養育費の支払義務は、長期間続くのが通常です。したがって、支払いが滞るケースも少なくはありません。
万が一のことを考えた場合、すぐに強制執行できる形にしておく方が望ましいでしょう。
通常、当事者間の合意では、裁判を起こして判決を取らなければ、強制執行をすることはできませんが、調停で合意した場合、公正証書を作成した場合には、裁判をすることなく、いきなり強制執行をすることができます。
なお、通常、給与の差押は手取額の4分の1が限度ですが、養育費と婚姻費用だけは、2分の1の差押が認められています。

一度決めた養育費は、勝手に変えられない

養育費を支払っている人の中には、再婚した、再婚相手との間に子どもが生まれた、などの理由で、いったん決めた養育費を勝手に減額して支払ったり、全く支払わなくなったりする人がいます。

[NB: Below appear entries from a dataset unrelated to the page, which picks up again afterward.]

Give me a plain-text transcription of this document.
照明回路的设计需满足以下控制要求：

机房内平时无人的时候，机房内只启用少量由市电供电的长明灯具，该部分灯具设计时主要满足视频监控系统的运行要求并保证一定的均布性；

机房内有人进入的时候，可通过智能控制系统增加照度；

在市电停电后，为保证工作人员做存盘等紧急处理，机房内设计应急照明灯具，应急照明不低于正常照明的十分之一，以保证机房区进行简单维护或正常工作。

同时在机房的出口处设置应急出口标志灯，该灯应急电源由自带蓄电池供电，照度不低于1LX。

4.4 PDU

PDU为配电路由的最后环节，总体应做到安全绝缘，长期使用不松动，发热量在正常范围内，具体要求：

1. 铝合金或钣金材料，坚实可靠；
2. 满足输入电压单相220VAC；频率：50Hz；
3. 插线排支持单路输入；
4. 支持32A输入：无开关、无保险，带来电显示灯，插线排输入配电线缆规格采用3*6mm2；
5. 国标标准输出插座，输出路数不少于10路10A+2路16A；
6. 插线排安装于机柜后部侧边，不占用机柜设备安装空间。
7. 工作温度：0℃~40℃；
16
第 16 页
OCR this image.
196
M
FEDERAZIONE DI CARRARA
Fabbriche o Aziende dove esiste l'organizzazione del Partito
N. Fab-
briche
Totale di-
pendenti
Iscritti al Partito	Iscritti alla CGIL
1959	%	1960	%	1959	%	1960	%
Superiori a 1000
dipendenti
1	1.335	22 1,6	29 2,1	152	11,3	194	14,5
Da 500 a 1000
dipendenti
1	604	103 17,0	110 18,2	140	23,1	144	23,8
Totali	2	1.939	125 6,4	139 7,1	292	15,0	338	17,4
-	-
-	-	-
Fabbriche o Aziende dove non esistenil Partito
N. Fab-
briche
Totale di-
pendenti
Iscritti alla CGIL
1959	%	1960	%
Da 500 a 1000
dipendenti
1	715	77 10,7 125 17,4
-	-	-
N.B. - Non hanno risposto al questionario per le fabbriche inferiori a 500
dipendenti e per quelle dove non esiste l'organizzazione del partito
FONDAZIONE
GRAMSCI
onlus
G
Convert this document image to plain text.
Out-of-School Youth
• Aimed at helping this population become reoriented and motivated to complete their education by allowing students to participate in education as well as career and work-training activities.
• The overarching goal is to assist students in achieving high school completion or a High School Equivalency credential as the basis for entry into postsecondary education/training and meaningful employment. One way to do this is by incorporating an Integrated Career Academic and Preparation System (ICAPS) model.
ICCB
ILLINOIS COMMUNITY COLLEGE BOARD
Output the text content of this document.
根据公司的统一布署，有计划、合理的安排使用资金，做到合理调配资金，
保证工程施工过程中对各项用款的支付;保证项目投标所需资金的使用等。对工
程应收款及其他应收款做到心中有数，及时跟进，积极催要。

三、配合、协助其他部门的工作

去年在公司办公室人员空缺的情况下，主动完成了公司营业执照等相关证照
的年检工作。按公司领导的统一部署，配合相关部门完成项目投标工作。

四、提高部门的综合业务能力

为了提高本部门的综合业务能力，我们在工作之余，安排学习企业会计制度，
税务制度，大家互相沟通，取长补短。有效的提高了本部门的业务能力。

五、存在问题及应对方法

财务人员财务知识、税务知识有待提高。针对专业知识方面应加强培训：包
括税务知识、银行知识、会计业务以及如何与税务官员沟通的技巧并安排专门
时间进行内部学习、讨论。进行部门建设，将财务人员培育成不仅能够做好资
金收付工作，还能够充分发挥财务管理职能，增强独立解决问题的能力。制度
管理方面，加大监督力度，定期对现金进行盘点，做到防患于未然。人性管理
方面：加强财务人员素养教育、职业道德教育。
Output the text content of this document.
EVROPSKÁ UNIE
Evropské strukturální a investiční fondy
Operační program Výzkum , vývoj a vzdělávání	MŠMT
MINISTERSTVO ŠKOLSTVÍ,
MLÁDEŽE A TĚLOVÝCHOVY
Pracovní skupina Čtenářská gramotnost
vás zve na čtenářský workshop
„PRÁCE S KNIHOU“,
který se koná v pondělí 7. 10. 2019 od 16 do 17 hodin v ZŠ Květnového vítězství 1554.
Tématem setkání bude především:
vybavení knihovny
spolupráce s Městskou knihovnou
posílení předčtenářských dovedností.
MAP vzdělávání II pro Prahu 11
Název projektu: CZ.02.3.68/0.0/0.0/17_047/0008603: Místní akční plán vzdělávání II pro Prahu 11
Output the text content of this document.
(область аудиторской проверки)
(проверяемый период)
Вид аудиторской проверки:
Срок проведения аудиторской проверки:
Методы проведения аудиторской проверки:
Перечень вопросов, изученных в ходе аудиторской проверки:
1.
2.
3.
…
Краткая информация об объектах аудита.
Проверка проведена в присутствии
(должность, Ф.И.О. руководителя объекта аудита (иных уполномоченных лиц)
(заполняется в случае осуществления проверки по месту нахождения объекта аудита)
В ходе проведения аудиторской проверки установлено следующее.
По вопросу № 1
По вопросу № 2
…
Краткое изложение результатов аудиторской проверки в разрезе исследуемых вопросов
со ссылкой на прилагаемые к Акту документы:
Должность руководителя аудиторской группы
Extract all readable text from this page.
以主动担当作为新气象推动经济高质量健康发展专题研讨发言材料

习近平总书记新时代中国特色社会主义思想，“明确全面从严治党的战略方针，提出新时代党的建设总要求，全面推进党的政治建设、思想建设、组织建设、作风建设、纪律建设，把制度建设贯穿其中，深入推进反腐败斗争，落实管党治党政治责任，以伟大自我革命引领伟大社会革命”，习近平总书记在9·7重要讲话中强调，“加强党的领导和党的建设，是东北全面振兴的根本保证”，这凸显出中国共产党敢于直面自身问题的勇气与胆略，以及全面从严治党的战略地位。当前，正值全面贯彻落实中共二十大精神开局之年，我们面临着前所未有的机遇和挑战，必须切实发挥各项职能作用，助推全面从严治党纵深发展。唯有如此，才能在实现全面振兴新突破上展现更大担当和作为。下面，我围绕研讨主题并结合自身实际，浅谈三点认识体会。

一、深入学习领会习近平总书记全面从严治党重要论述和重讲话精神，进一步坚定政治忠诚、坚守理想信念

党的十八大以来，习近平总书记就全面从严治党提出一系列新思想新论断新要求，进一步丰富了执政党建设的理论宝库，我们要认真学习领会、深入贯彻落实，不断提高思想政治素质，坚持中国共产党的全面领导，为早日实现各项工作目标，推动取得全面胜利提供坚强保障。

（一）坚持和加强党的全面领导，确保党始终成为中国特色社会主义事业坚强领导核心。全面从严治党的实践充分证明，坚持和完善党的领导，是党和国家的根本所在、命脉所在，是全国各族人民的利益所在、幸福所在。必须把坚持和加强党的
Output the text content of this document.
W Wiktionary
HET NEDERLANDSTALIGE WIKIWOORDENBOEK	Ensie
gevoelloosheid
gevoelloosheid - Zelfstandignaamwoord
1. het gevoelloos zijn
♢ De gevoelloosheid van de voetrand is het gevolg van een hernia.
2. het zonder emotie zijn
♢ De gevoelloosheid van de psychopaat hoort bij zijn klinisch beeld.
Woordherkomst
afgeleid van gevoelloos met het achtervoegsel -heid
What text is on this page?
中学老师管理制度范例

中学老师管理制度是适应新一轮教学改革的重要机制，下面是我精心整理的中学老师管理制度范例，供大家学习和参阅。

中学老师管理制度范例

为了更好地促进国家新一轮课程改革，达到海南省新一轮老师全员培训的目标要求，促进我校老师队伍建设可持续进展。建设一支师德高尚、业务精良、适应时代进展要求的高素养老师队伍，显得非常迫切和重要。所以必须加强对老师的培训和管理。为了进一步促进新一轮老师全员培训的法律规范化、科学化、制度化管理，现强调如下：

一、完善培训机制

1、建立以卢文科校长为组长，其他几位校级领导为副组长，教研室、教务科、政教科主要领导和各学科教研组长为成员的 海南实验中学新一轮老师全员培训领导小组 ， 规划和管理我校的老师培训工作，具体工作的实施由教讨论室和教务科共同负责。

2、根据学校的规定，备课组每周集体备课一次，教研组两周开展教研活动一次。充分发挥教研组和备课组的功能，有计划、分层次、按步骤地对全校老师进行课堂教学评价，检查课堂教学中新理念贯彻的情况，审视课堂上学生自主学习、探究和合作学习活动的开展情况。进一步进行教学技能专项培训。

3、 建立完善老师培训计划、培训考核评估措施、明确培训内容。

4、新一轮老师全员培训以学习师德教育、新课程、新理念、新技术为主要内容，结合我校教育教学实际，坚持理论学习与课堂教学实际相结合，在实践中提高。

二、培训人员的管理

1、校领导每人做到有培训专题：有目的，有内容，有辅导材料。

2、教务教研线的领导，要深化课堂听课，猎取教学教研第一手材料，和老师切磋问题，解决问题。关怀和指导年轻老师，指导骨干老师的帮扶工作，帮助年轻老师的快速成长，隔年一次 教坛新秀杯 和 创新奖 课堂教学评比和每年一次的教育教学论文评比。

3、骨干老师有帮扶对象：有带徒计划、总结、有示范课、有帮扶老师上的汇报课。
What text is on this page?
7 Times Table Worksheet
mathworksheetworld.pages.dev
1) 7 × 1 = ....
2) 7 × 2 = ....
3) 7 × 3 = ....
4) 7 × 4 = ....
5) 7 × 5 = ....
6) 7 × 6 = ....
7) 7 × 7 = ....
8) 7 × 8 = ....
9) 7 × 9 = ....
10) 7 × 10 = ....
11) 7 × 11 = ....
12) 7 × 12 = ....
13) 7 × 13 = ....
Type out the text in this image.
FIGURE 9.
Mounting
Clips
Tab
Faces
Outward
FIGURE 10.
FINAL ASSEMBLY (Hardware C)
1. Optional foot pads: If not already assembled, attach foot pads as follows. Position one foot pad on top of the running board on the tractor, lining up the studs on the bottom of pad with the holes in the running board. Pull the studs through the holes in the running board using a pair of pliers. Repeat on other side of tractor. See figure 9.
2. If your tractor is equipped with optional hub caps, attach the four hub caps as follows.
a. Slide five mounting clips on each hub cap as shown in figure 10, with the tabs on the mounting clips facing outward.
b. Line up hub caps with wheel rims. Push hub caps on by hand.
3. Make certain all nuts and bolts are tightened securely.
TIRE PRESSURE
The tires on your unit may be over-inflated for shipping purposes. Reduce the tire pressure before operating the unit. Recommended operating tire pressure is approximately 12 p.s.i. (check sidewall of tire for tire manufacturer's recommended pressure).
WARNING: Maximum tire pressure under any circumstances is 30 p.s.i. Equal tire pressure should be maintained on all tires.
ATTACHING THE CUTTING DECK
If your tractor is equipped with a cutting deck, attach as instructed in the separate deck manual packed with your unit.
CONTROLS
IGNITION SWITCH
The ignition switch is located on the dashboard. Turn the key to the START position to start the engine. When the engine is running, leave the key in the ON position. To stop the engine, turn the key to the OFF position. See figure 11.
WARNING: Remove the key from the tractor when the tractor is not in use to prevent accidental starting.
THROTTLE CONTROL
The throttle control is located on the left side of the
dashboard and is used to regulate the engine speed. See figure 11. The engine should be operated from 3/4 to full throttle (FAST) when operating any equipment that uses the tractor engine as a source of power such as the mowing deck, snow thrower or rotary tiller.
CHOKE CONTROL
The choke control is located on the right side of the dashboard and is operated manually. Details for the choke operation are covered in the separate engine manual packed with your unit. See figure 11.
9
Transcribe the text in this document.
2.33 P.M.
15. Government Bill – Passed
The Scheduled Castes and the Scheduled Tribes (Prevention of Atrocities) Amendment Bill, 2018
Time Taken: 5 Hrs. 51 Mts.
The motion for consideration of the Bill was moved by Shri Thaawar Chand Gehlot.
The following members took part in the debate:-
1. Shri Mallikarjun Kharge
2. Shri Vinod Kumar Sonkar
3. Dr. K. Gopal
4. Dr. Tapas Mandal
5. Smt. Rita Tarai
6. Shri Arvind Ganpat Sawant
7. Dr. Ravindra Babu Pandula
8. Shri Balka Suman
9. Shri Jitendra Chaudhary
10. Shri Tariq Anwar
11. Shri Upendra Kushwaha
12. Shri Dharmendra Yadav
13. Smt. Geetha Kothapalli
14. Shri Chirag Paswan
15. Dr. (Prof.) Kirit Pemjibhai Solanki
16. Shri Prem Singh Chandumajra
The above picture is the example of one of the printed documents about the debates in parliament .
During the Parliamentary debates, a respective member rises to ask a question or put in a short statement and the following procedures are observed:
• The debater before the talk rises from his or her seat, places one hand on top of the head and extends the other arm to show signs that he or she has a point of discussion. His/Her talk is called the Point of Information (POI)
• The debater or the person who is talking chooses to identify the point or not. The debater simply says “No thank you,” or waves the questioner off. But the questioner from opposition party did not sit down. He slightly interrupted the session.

しかし、養育費は、変更の合意をし直さない限り、同額の請求が可能です。減額の合意をしないまま支払いをやめると、滞納扱いになり、後から請求を受けることになります。
何年も滞納して滞納額が100万円単位になった後、給与の2分の1を差し押さえられるなどということになると、目も当てられません。
なお、法的には、扶養すべき子供が増えた場合には、減額が可能ですが、単に再婚しただけでは、減額は認められません。